With our goal of finding the optimal policy \\(\pi^\*(s,a)\\) that gets the most Value from all states, our strategy will be to follow the **Policy Iteration** scheme: We start out with some diffuse initial policy and evaluate the Value function of every state under that policy by turning the Bellman equation into an update. The value function effectively diffuses the rewards backwards through the environment dynamics and the agent's expected actions, as given by its current policy. Once we estimate the values of all states we will update the policy to be greedy with respect the Value function. We then re-estimate the Value of each state, and continue iterating until we converge to the optimal policy (the process can be shown to converge). These two steps can be controlled by the buttons in the interface:
- The **Policy Evaluation (one sweep)** button turns the Bellman equation into a synchronous update and performs a single step of Value Function estimation. Intuitively, this update is diffusing the raw Rewards at each state to other nearby states through 1. the the dynamics of the environment and 2. the current policy.
- The **Policy Update** button iterates over all states and updates the policy at each state to take the action that leads to the state with the best Value (integrating over the next state distribution of the environment for each action).
- The **Run until convergence** button starts a timer that presses the two buttons in turns.

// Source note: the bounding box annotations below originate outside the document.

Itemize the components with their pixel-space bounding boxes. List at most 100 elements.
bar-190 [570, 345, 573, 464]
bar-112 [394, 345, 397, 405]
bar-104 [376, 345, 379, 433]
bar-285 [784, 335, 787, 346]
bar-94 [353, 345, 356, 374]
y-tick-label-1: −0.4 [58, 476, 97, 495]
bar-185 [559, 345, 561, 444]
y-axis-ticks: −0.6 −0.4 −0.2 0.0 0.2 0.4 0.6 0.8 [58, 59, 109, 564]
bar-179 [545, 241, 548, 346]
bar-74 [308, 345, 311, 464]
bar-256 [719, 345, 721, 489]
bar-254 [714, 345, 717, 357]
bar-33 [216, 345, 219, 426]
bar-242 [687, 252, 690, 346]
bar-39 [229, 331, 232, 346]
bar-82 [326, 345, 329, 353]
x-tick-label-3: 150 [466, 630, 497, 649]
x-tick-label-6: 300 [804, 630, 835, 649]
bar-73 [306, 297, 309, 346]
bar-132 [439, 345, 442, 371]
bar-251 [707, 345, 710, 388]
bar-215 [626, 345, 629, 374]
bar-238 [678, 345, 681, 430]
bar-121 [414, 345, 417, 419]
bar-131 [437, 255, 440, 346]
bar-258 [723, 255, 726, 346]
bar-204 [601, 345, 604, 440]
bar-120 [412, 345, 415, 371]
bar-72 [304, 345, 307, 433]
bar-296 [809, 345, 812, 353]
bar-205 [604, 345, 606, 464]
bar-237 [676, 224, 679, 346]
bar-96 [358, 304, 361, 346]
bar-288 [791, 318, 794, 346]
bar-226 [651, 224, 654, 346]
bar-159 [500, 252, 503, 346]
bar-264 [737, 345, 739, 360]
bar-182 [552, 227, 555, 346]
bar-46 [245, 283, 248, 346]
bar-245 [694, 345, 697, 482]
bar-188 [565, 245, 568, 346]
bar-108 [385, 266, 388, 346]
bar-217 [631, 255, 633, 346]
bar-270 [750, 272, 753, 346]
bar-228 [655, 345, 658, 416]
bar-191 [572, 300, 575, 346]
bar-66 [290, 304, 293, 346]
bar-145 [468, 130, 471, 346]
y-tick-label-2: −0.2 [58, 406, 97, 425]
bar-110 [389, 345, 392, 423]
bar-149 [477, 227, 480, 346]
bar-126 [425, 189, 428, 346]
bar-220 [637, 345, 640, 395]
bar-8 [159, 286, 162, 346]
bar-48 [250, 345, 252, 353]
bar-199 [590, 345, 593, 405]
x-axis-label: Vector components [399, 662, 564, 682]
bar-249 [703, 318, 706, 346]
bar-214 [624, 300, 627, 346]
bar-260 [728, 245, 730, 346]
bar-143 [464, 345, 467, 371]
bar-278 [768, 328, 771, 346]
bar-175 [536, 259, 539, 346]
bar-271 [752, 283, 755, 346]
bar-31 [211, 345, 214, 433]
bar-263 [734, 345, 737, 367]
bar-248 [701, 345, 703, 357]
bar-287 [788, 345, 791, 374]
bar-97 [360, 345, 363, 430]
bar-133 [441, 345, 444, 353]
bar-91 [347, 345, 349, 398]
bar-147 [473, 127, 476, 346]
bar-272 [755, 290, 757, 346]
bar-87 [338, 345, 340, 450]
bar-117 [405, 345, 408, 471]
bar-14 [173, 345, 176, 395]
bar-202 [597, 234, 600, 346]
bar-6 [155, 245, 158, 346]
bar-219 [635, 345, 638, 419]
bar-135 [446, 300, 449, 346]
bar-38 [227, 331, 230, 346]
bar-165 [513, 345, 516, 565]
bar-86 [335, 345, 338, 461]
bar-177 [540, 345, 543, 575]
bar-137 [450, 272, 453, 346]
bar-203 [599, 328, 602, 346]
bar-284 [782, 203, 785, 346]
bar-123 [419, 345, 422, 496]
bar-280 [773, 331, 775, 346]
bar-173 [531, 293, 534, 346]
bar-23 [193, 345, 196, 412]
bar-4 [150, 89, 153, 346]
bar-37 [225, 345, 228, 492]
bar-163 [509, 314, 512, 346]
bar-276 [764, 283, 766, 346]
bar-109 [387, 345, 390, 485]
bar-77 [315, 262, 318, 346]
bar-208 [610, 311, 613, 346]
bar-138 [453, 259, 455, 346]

In particular, note that Value Iteration doesn't wait for the Value function to be fully estimates, but only a single synchronous sweep of Bellman update is carried out. In full policy iteration there would be many sweeps (until convergence) of backups before the policy is updated.
### Pros and Cons
In practice you'll rarely see people use Dynamic Programming to solve Reinforcement Learning problems. There are numerous reasons for this, but the two biggest ones are probably that:
- It's not obvious how one can extend this to continuous actions and states
- To calculate these updates one must have access to the environment model \\(P\_{ss'}^a\\), which is in practice almost never available. The best we can usually hope for is to get samples from this distribution by having an agent interacting with the environment and collecting experience, which we can use to approximately evaluate the expectations by sampling. More on this in TD methods!
However, the nice parts are that:
- Everything is mathematically exact, expressible and analyzable.
- If your problem is relatively small (maybe a few thousand states and up to few tens/hundreds actions), DP methods might be the best solution for you because they are the most stable, safest and come with simplest convergence guarantees.